Sie zuckte mit den Schultern. »Keine Ahnung.«

Kai wollte es trotzdem wissen: »Gab es bei euch früher auch Poesiealben?«

»Klar. Aber ich fand die Dinger immer schon doof.«

»Schade, da konnte man schnell sehr viel über andere Menschen erfahren.«

»Ach ja, was denn zum Beispiel?«

»Na, zum Beispiel sehr wichtige persönliche Vorlieben. Welche Farbe ist deine Lieblingsfarbe?«

»Schwarz!«

»Lieblingszahl?«

»Null!«

»Hobbys?«

»Leichenfledderei.« Das Spiel machte ihr langsam Spaß. Jetzt war sie an der Reihe: »Lieblingsessen?«

»Schnitzel mit Pommes.« Kai grinste.

»Deine Lieblingskrankheit, Herr Doktor?«

»Nymphomanie!«

»Lieblingsmedizin?«

»Du?«

Ups, hatte er das tatsächlich gesagt? Viktoria wollte schnell wieder zurück aufs unschuldige Poesiealbumsniveau. Eine harmlose Frage musste also her.

»Ähm. Was liest du gerade?«

»Gefährliche Geliebte

Sie zuckte zusammen. Wie lange hatte sie nicht mehr an Konstantin gedacht – und an ihr vorgetäuschtes Leseinteresse. Sie ließ sich nichts anmerken und fragte: »Und? Wie findest du es?«

»Super. Und du?«

»Ich finde es furchtbar.« Viktoria lachte. Es war ganz leicht gewesen, es zuzugeben.

»Jetzt wieder ich.« Kai dachte nach.

»Lieblingstier?«

»Ich liebe Mäuse«, sagte sie. »Fast schon immer.«

Mario kam zurück zum Tisch. Er stellte das Glas vor Viktoria ab und gab seines achselzuckend Kai. Dann machte er sich erneut zum Tresen auf, um für sich selbst zu sorgen.

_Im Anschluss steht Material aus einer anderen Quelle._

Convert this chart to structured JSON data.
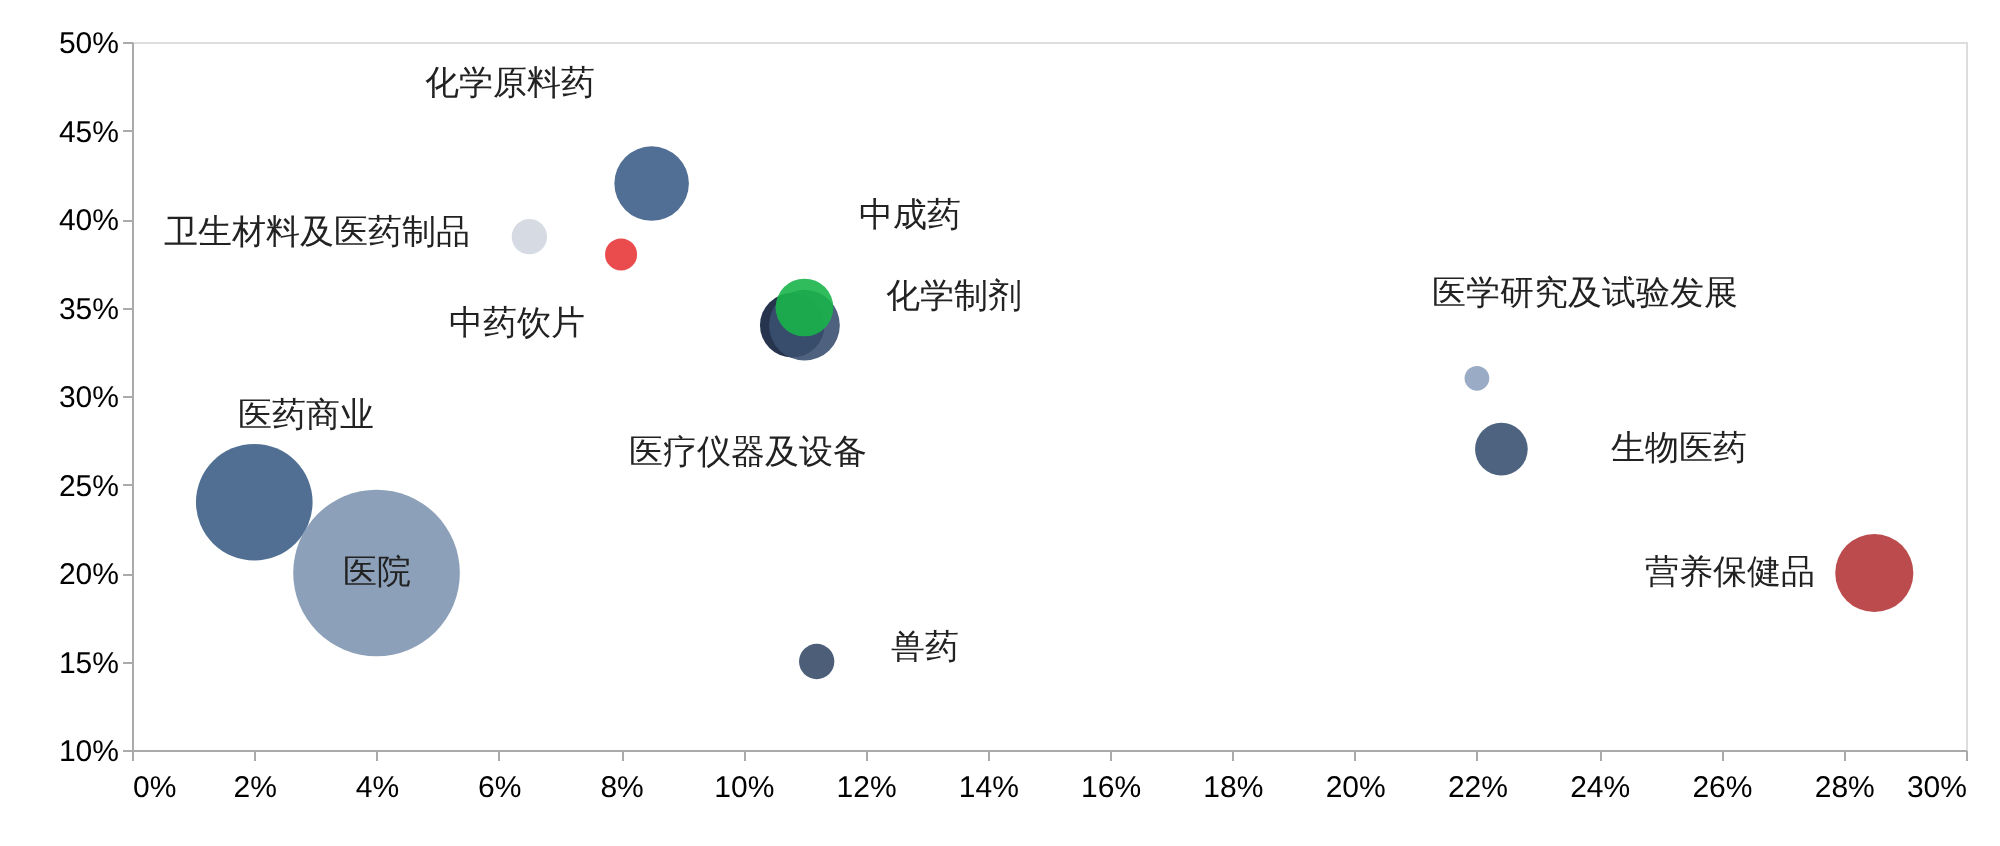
{
  "chart_data": {
    "type": "bubble",
    "grid": false,
    "xlim": [
      0,
      30
    ],
    "ylim": [
      10,
      50
    ],
    "xticks": [
      {
        "value": 0,
        "label": "0%"
      },
      {
        "value": 2,
        "label": "2%"
      },
      {
        "value": 4,
        "label": "4%"
      },
      {
        "value": 6,
        "label": "6%"
      },
      {
        "value": 8,
        "label": "8%"
      },
      {
        "value": 10,
        "label": "10%"
      },
      {
        "value": 12,
        "label": "12%"
      },
      {
        "value": 14,
        "label": "14%"
      },
      {
        "value": 16,
        "label": "16%"
      },
      {
        "value": 18,
        "label": "18%"
      },
      {
        "value": 20,
        "label": "20%"
      },
      {
        "value": 22,
        "label": "22%"
      },
      {
        "value": 24,
        "label": "24%"
      },
      {
        "value": 26,
        "label": "26%"
      },
      {
        "value": 28,
        "label": "28%"
      },
      {
        "value": 30,
        "label": "30%"
      }
    ],
    "yticks": [
      {
        "value": 10,
        "label": "10%"
      },
      {
        "value": 15,
        "label": "15%"
      },
      {
        "value": 20,
        "label": "20%"
      },
      {
        "value": 25,
        "label": "25%"
      },
      {
        "value": 30,
        "label": "30%"
      },
      {
        "value": 35,
        "label": "35%"
      },
      {
        "value": 40,
        "label": "40%"
      },
      {
        "value": 45,
        "label": "45%"
      },
      {
        "value": 50,
        "label": "50%"
      }
    ],
    "series": [
      {
        "name": "医药商业",
        "color": "#3d5f87",
        "x": [
          2
        ],
        "values": [
          24
        ],
        "sizes": [
          0.49
        ]
      },
      {
        "name": "医院",
        "color": "#8096b1",
        "x": [
          4
        ],
        "values": [
          20
        ],
        "sizes": [
          1
        ]
      },
      {
        "name": "卫生材料及医药制品",
        "color": "#d0d6e0",
        "x": [
          6.5
        ],
        "values": [
          39
        ],
        "sizes": [
          0.045
        ]
      },
      {
        "name": "中药饮片",
        "color": "#e8393a",
        "x": [
          8
        ],
        "values": [
          38
        ],
        "sizes": [
          0.037
        ]
      },
      {
        "name": "化学原料药",
        "color": "#3e5f88",
        "x": [
          8.5
        ],
        "values": [
          42
        ],
        "sizes": [
          0.2
        ]
      },
      {
        "name": "医疗仪器及设备",
        "color": "#0e1f3a",
        "x": [
          10.8
        ],
        "values": [
          34
        ],
        "sizes": [
          0.15
        ]
      },
      {
        "name": "化学制剂",
        "color": "#3b5070",
        "x": [
          11
        ],
        "values": [
          34
        ],
        "sizes": [
          0.18
        ]
      },
      {
        "name": "中成药",
        "color": "#19b44a",
        "x": [
          11
        ],
        "values": [
          35
        ],
        "sizes": [
          0.12
        ]
      },
      {
        "name": "兽药",
        "color": "#3a4d6a",
        "x": [
          11.2
        ],
        "values": [
          15
        ],
        "sizes": [
          0.045
        ]
      },
      {
        "name": "医学研究及试验发展",
        "color": "#8ea2bf",
        "x": [
          22
        ],
        "values": [
          31
        ],
        "sizes": [
          0.022
        ]
      },
      {
        "name": "生物医药",
        "color": "#3a5272",
        "x": [
          22.4
        ],
        "values": [
          27
        ],
        "sizes": [
          0.1
        ]
      },
      {
        "name": "营养保健品",
        "color": "#b5373a",
        "x": [
          28.5
        ],
        "values": [
          20
        ],
        "sizes": [
          0.22
        ]
      }
    ]
  }
}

Viktoria lehnte sich über den Tisch und nahm sich Marios Kamera. Sie öffnete das Fach, in dem der Speicherchip lag, zog ihn ganz vorsichtig heraus und bat Kai um sein Feuerzeug. »Kai, wusstest du, dass unsere Zeitung zu achtzig Prozent nur aus Fotos besteht? Ohne Bild, keine Story.«

Kai schaute neugierig. »Ist das so?«

»Ja.« Viktoria grinste. Mit spitzen Fingern hielt sie den Chip in die kleine Flamme. Das Plastik begann zu schmelzen, sie spürte die Hitze. Lächelnd ließ sie die Speicherkarte in ihr Bier fallen. »Gelöscht«, sagte sie, als die geschmolzenen vier Gigabyte auf den Grund des Glases sanken.

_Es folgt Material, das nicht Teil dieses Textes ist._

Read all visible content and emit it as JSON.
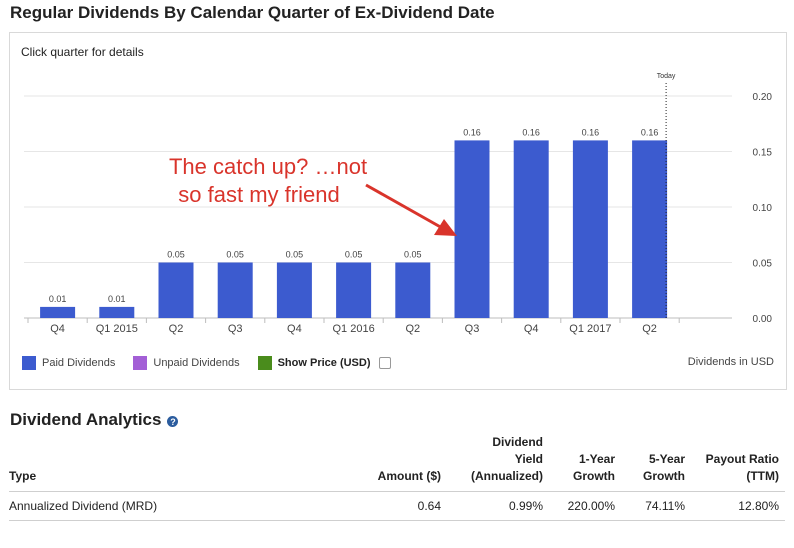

Kai starrte sie an. »Wie, ist das hier nicht alles Stoff genug für dich gewesen?«

»O doch. Mehr als genug.«

»Und?«

»Die ganze Geschichte ist …« Sie schaute Richtung Tombola-Stand, an dem sich Lokalreporter Gregor gerade Notizen machte. »… Privatsache.« Dann nahm sie Kais Bier und ließ es Schluck für Schluck ihre trockene Kehle hinunterlaufen. »Ah«, sagte sie und rülpste.

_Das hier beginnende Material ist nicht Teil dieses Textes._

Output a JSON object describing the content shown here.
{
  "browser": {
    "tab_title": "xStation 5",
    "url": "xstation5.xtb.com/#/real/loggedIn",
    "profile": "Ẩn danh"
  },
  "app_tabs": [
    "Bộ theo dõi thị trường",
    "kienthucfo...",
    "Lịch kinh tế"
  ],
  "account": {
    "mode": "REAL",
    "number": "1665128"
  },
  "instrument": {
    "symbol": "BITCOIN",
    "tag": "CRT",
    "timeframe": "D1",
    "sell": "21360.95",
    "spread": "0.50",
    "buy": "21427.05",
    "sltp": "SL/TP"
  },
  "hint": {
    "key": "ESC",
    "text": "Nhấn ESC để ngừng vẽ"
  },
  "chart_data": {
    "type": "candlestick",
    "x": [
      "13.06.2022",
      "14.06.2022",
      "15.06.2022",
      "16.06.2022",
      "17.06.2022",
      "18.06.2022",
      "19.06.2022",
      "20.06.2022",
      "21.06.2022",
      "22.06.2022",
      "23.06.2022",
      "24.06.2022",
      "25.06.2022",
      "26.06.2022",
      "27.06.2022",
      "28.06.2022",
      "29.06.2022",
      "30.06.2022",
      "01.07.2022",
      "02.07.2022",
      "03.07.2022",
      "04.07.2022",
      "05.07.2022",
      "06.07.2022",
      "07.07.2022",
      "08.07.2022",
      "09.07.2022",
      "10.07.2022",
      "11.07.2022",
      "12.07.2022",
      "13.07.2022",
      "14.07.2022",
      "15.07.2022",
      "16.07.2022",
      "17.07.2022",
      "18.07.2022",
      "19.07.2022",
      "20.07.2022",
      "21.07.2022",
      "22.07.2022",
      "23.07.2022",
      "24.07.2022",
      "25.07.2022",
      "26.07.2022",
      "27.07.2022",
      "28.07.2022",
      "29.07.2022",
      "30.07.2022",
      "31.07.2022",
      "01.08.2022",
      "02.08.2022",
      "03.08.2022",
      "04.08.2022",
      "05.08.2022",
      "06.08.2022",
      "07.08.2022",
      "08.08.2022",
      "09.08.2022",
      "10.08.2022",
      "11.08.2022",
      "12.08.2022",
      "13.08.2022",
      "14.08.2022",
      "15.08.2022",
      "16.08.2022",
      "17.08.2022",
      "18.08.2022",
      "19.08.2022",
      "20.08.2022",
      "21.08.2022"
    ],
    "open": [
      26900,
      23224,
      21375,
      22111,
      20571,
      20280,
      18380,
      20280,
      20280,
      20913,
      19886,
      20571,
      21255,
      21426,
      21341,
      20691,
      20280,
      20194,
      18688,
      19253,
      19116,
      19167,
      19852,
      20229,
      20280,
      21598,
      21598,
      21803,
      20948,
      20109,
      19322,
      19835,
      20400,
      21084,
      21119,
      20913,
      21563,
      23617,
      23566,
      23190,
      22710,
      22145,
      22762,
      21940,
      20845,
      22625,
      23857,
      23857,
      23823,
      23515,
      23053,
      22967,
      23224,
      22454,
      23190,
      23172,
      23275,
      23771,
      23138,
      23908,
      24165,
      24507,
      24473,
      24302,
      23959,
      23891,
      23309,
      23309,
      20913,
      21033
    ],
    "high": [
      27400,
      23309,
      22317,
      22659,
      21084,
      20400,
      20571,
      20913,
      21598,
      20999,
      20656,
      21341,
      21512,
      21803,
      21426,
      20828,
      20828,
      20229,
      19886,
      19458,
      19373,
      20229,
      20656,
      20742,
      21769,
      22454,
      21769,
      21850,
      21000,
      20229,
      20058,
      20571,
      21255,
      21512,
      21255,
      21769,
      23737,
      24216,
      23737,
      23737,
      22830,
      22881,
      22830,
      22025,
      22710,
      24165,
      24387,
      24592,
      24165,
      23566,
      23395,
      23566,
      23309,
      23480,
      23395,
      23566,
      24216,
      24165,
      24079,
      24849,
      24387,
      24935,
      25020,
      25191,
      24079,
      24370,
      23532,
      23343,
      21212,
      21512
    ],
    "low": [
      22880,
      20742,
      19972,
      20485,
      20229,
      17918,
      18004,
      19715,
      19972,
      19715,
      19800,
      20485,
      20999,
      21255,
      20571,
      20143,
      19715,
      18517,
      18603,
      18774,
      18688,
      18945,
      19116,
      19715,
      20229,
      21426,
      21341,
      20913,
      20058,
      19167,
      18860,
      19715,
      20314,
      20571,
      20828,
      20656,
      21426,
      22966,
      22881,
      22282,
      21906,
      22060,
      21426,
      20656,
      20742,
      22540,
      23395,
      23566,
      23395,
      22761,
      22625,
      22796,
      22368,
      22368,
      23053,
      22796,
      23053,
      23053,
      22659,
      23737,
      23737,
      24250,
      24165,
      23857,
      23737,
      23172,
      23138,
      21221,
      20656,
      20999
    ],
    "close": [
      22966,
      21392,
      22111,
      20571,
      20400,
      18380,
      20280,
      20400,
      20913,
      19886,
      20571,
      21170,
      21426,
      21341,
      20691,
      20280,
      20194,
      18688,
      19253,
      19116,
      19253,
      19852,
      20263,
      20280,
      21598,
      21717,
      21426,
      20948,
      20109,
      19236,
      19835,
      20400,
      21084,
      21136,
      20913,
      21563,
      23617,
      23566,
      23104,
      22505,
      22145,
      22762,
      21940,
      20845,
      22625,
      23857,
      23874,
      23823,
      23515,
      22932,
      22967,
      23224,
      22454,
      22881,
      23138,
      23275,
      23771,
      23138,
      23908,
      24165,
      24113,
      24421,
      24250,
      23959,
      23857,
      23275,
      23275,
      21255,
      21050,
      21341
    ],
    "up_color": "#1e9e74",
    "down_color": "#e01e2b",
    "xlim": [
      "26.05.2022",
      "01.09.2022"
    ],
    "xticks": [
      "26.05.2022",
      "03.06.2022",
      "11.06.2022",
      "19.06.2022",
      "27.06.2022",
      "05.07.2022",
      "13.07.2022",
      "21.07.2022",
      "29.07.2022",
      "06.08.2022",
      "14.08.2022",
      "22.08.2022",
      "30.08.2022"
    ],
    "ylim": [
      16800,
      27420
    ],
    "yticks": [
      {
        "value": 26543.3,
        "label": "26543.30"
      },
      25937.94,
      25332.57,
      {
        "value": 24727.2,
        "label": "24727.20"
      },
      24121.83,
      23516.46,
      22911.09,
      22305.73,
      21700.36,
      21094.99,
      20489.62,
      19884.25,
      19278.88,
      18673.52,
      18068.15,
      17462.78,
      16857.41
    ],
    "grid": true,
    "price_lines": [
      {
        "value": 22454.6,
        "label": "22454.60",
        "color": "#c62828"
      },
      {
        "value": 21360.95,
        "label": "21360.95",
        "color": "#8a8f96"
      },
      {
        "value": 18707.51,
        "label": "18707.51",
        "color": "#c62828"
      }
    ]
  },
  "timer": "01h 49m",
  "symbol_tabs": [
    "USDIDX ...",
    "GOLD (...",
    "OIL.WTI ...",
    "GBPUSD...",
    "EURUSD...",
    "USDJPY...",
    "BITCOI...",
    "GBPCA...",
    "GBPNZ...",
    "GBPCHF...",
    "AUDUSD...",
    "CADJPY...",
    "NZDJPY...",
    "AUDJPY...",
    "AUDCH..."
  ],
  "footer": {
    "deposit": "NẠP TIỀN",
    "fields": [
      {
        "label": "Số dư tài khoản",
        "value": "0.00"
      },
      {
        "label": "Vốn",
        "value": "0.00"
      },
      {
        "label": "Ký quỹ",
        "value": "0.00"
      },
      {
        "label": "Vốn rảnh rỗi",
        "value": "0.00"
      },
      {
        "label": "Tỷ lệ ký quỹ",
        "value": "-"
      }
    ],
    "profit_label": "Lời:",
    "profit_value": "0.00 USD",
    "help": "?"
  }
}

Kai erhob sich und hielt ihr den rechten Arm hin: »Tanzen?«

Sie nickte, ließ sich zur Tanzfläche führen und tanzte. Einfach so. Es war ihr egal, welche Schuhe sie trug, dass der Sound mies war und dass sie das, was sie da tat, ganz und gar nicht konnte. Sie trat auf Kais Füße, sie legte ihren Kopf an seine Schulter und summte dabei »Que sera sera, what ever will be will be«. Es klang krumm und schief – und absolut richtig.